In short, Ukraine was ripe for the manipulation of its internal politics by Russia and the West: by Russia to keep it within its own sphere of influence, by the West to pull it towards the EU and NATO.

We have in fact two different world views, not as polarised as in the Cold War, but so far apart one despairs of dialogue. To decide between them would take us deep into civilisational questions, on which I confess to be conflicted, being a British lord of Russian parentage. There are my Russian friends -mostly western-leaning Russian liberals, brave and admirable people, but they do not reflect popular sentiment.

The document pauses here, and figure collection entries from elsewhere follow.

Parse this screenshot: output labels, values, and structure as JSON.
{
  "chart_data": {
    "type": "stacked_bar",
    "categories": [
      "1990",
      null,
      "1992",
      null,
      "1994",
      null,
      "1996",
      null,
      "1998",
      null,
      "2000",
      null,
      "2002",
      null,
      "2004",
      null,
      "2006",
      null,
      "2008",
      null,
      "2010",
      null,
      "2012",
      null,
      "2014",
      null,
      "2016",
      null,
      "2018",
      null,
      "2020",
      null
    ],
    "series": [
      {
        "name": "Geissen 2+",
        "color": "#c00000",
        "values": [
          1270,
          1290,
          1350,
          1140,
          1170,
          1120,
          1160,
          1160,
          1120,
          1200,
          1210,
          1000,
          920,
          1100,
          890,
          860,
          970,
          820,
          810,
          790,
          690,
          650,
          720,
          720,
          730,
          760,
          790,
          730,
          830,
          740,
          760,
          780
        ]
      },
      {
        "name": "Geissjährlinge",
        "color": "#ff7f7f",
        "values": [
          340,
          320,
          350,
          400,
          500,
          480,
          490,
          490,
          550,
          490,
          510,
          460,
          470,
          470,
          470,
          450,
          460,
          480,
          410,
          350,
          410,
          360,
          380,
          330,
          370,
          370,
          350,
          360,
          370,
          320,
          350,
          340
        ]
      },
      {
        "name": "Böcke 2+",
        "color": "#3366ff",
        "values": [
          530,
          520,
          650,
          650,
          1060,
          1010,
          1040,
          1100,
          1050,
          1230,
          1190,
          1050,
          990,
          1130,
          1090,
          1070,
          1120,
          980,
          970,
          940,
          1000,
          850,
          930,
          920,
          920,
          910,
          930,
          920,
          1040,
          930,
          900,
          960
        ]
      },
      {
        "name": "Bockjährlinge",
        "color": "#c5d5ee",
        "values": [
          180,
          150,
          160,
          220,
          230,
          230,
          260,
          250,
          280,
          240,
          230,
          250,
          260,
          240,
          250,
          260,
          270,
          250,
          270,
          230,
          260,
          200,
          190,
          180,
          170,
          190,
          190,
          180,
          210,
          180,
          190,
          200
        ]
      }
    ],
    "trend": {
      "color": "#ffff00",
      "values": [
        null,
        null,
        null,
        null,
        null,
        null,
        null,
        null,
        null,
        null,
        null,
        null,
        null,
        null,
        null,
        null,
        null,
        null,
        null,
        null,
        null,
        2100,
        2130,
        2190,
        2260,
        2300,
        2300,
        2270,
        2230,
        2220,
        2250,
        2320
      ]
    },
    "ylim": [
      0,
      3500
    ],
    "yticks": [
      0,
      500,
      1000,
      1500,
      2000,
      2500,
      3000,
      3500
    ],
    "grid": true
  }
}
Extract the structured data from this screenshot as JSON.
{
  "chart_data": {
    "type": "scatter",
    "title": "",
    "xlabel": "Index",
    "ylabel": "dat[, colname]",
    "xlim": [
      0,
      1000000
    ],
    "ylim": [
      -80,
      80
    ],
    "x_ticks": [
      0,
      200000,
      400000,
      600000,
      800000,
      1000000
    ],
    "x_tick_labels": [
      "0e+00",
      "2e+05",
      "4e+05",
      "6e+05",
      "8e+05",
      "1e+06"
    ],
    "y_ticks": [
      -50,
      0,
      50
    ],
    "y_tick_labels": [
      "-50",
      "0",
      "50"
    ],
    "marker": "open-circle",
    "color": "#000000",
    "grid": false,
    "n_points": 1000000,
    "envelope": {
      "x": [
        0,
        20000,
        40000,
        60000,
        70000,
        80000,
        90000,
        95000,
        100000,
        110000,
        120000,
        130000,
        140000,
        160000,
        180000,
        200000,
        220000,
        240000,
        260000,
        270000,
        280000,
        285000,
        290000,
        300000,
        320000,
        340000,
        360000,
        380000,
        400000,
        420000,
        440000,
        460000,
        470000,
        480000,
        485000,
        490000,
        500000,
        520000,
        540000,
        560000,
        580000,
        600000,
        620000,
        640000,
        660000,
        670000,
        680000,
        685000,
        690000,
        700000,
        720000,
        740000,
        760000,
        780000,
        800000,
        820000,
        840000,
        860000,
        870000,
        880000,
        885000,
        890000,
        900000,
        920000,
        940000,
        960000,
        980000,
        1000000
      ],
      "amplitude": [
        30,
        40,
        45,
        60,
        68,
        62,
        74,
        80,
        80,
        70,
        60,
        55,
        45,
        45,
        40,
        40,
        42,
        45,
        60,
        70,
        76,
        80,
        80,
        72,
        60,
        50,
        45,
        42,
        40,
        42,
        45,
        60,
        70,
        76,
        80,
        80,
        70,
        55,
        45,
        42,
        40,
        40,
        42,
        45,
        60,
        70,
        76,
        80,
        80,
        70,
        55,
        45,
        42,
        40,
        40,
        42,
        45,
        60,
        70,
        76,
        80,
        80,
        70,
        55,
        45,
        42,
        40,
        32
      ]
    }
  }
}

But this is exactly where Kennan was so wise when he said that foreign policy should be based on interests, not values. What would he be advising now? I imagine Barack Obama turning to him and saying ‘George, the Russians are getting a bit foot loose. How would you contain them?’

I can’t hope to give an answer in the few minutes remaining. But I can readily believe that George Kennan would have said two things.

First, ‘Get off your moral high horse, stop lecturing. It only makes the Russians -and incidentally the whole of the non-western world -more intransigent. Look after security and morals will look after themselves’.

Second, ‘Let’s work out what America’s real interests in the region are. Would they be served if Ukraine joined NATO? Would they be harmed if Ukraine doesn’t join NATO, or keeps Crimea’? Are you sure that America’s interests and those of the EU coincide?

Surely, Kennan might have continued, we can do a trade here: no NATO membership for Ukraine in return for reassertion of Kiev sovereignty over Donbass. And let’s agree to put Crimea into cold storage

In return, the EU and the US to offer Ukraine a new Marshall aid to clean up its economy and prepare it for EU membership.

Excluded from NAT0 membership, a Western-leaning Ukraine would lose most of its sting for Russia. And who knows – a post-Putin Russia might even want to follow it into an expanded European Union and a pan European, or even Atlantic, collective security system.

I don’t know whether Kennan would be saying precisely these things. But from reading Gaddis’s magnificent biography of Kennan this is the way I think his mind would have been moving. And I think ours should be too.